A photo of Pauline Black taken in 1980 shows her with fellow punk/ska sisters Debbie Harry, The Slits’ Viv Albertine, Siouxsie Sioux, Chrissie Hynde and Poly Styrene of X-Ray Spex – their confident gazes as uncompromising as their outfits.

It may be 35 years old, but the image says more about female empowerment than any contemporary gathering of over-sexualised pop moppets say Rihanna, Miley Cyrus or Katy Perry.

“Looking at it, no-one’s showing any flesh – it’s a cross section of the female alternative music scene at that time – we were unaffected, unmanufactured, young women doing what we did well, selling records.

“I wouldn’t put any woman down for showing off their body but there’s a fine line between exploitation and self-expression.

“In some ways, there was more freedom then.”

Artists as diverse as Corinne Bailey Rae and Gwen Stefani have cited Black as a trailblazing influence for her hard-edged vocals on The Selecter’s Three Minute Hero or On My Radio and androgynous look of fedora and suit.

“What’s forgotten is it wasn’t just racism we were fighting, but sexism. We had to accept the young male wasn’t as fully evolved as the rude girls,” she muses.

“There was no rude girl persona until I made it up. It was based on the movie The Harder They Come. Neville Staple in The Specials created his attire out of that and I thought, ‘What’s good for the goose.’ I’ve always enjoyed people with a slight androgyny and it stopped that ridiculous sexist thing of boys in the audience shouting out if you were rocking around stage in a skirt.”

Black was working as an NHS radiographer in Coventry when the fusing of white punk music with Jamaican reggae captured the restless sprit of multi-cultural Britain.

The Selecter and The Specials, whose haunting anthem Ghost Town echoed Coventry’s urban decline from industrial boom times, signed to the 2 Tone label, alongside The Beat and Madness. Its black and white logo echoed the then radical collaboration between musicians of different races.

“I came here in the early 70s to study biochemistry and stayed,” says Black.

“This guy in the radiography department really fancied himself as being in a band. I had kept it secret – ringing in sick when I was really playing Blackpool, and he was quite miffed when I started appearing in the NME and was making it bigger than his band.”

With a population of just 350,000, Coventry’s music scene was small and Black, who started playing folk clubs with a guitar, soon hooked up with other musicians. Six months later, The Selecter had a top 10 hit.

Discontent

“Because of all the bombing, Coventry was demolished and out of that came grey industrial concrete jungles. Like Detroit, it was a motor city, now in decline. Anyone who was black was relatively discontented.
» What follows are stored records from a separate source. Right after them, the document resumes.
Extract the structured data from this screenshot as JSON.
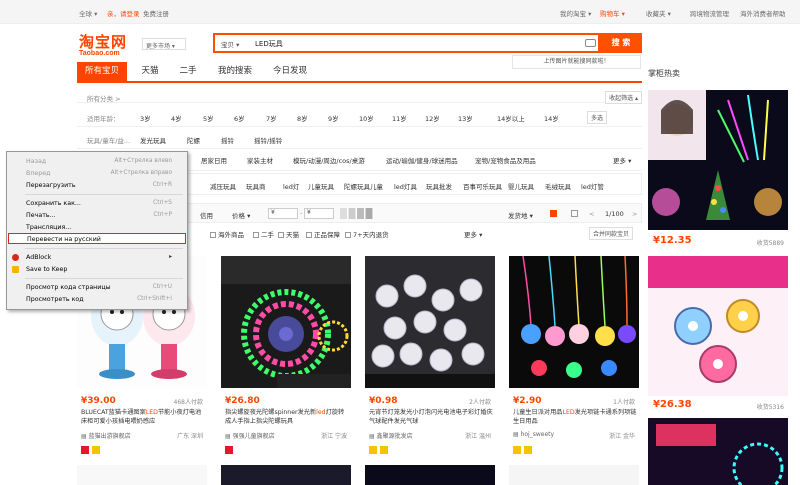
{
  "topbar": {
    "global": "全球 ▾",
    "greeting": "亲，请登录",
    "register": "免费注册",
    "my_taobao": "我的淘宝 ▾",
    "cart": "购物车 ▾",
    "favorites": "收藏夹 ▾",
    "cross_border": "跨境物流管理",
    "overseas": "海外消费者帮助"
  },
  "logo": {
    "text": "淘宝网",
    "sub": "Taobao.com"
  },
  "market_select": "更多市场 ▾",
  "search": {
    "scope": "宝贝 ▾",
    "query": "LED玩具",
    "button": "搜 索",
    "image_tip": "上传图片就能搜同款啦！"
  },
  "tabs": [
    "所有宝贝",
    "天猫",
    "二手",
    "我的搜索",
    "今日发现"
  ],
  "right_title": "掌柜热卖",
  "filters": {
    "breadcrumb": "所有分类 >",
    "collapse": "收起筛选 ▴",
    "age_label": "适用年龄：",
    "ages": [
      "3岁",
      "4岁",
      "5岁",
      "6岁",
      "7岁",
      "8岁",
      "9岁",
      "10岁",
      "11岁",
      "12岁",
      "13岁",
      "14岁以上",
      "14岁"
    ],
    "more_select": "多选",
    "toy_label": "玩具/童车/益...",
    "toys": [
      "发光玩具",
      "陀螺",
      "摇铃",
      "摇铃/摇铃"
    ],
    "row3": [
      "居家日用",
      "家装主材",
      "模玩/动漫/周边/cos/桌游",
      "运动/瑜伽/健身/球迷用品",
      "宠物/宠物食品及用品"
    ],
    "more": "更多 ▾",
    "row4": [
      "减压玩具",
      "玩具商",
      "led灯",
      "儿童玩具",
      "陀螺玩具儿童",
      "led灯具",
      "玩具批发",
      "百事可乐玩具",
      "婴儿玩具",
      "毛绒玩具",
      "led灯管"
    ]
  },
  "sortbar": {
    "credit": "信用",
    "price": "价格 ▾",
    "price_from": "¥",
    "price_to": "¥",
    "ship_from": "发货地 ▾",
    "page": "1/100",
    "prev": "<",
    "next": ">"
  },
  "checks": [
    "海外商品",
    "二手",
    "天猫",
    "正品保障",
    "7+天内退货"
  ],
  "checks_more": "更多 ▾",
  "merge_sellers": "合并同款宝贝",
  "products": [
    {
      "price": "¥39.00",
      "sold": "468人付款",
      "title_pre": "BLUECAT蓝猫卡通图案",
      "title_hl": "LED",
      "title_post": "节能小夜灯电池床柜可爱小孩插电喂奶感应",
      "shop": "▤ 蓝猫出游旗舰店",
      "loc": "广东 深圳"
    },
    {
      "price": "¥26.80",
      "sold": "",
      "title_pre": "指尖螺旋夜光陀螺spinner发光新",
      "title_hl": "led",
      "title_post": "灯旋转成人手指上指尖陀螺玩具",
      "shop": "▤ 强强儿童旗舰店",
      "loc": "浙江 宁波"
    },
    {
      "price": "¥0.98",
      "sold": "2人付款",
      "title_pre": "元宵节灯笼发光小灯泡闪光电池电子彩灯婚庆气球配件发光气球",
      "title_hl": "",
      "title_post": "",
      "shop": "▤ 鑫聚源批发店",
      "loc": "浙江 温州"
    },
    {
      "price": "¥2.90",
      "sold": "1人付款",
      "title_pre": "儿童生日派对用品",
      "title_hl": "LED",
      "title_post": "发光项链卡通系列项链生日用品",
      "shop": "▤ hoj_sweety",
      "loc": "浙江 金华"
    }
  ],
  "right_products": [
    {
      "price": "¥12.35",
      "sold": "收货5889"
    },
    {
      "price": "¥26.38",
      "sold": "收货5316"
    }
  ],
  "context_menu": {
    "items": [
      {
        "label": "Назад",
        "shortcut": "Alt+Стрелка влево",
        "disabled": true
      },
      {
        "label": "Вперед",
        "shortcut": "Alt+Стрелка вправо",
        "disabled": true
      },
      {
        "label": "Перезагрузить",
        "shortcut": "Ctrl+R",
        "disabled": false
      },
      {
        "label": "Сохранить как...",
        "shortcut": "Ctrl+S",
        "disabled": false
      },
      {
        "label": "Печать...",
        "shortcut": "Ctrl+P",
        "disabled": false
      },
      {
        "label": "Трансляция...",
        "shortcut": "",
        "disabled": false
      },
      {
        "label": "Перевести на русский",
        "shortcut": "",
        "disabled": false
      },
      {
        "label": "AdBlock",
        "shortcut": "▸",
        "disabled": false
      },
      {
        "label": "Save to Keep",
        "shortcut": "",
        "disabled": false
      },
      {
        "label": "Просмотр кода страницы",
        "shortcut": "Ctrl+U",
        "disabled": false
      },
      {
        "label": "Просмотреть код",
        "shortcut": "Ctrl+Shift+I",
        "disabled": false
      }
    ]
  },
  "colors": {
    "brand": "#ff4400",
    "menu_bg": "#f0f0f0",
    "highlight_border": "#e0261c"
  }
}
It’s a multicultural city now but then it was institutionally racist and difficult for young people who were the kids of the first generation of immigrants. There was a healthy dissatisfaction channelled into the punk bands and Bob Marley. Music captured the kids’ imagination and we were in the right place at the right time. Success did come quickly but I’ve never been shy and took to it like a duck to water.”

Ska fused slow Reggae beats with jazzy horn sections and the manic energy of punk to create “something more upbeat and joyful”, says Black.

“It flagged up racism – said, ‘Why should we put up with that nonsense our parents had to live with?’ Just having black and white people on stage together obviously getting along was a statement of intent and resonated with people.”

Born in Romford in 1953 to a Jewish mum and Nigerian dad, she was adopted by a white family who didn’t mention her origins until she was four years old.

In her autobiography Black By Design, she describes growing up mixed race in Essex as “an exotic species” and how she changed her surname because it forced her family to say the word they’d avoided for decades.

With few black faces on TV, she gravitated towards Motown, Stevie Wonder and The Supremes as musical influences.

“With the chutzpah of youth, it never occurred to me I couldn’t sing! I’d pick up a guitar and pick out a tune – a complete auto-didact.”

Singing and touring – The Selecter play Great Portland Street’s The Venue on March 14 for their 35th anniversary tour – have always driven her.

“It’s always been playing live that’s motivated me and Arthur Hendrickson. We’ve never had a cross word, we’re the Astaire and Ginger Rogers of ska, he gives me class and I give him energy.” Now at the age of 60, she’s aware she’s a survivor.

“When you’re young, you don’t think about longevity – you never think you’ll reach 40! Looking back, I think we made a difference. It’s good to hear from other women that I influenced them.

“I met Debbie Harry backstage at (Chicago festival) Riot Fest recently. We just stood there looking at each other, wondering how we had both survived and were still there doing it.”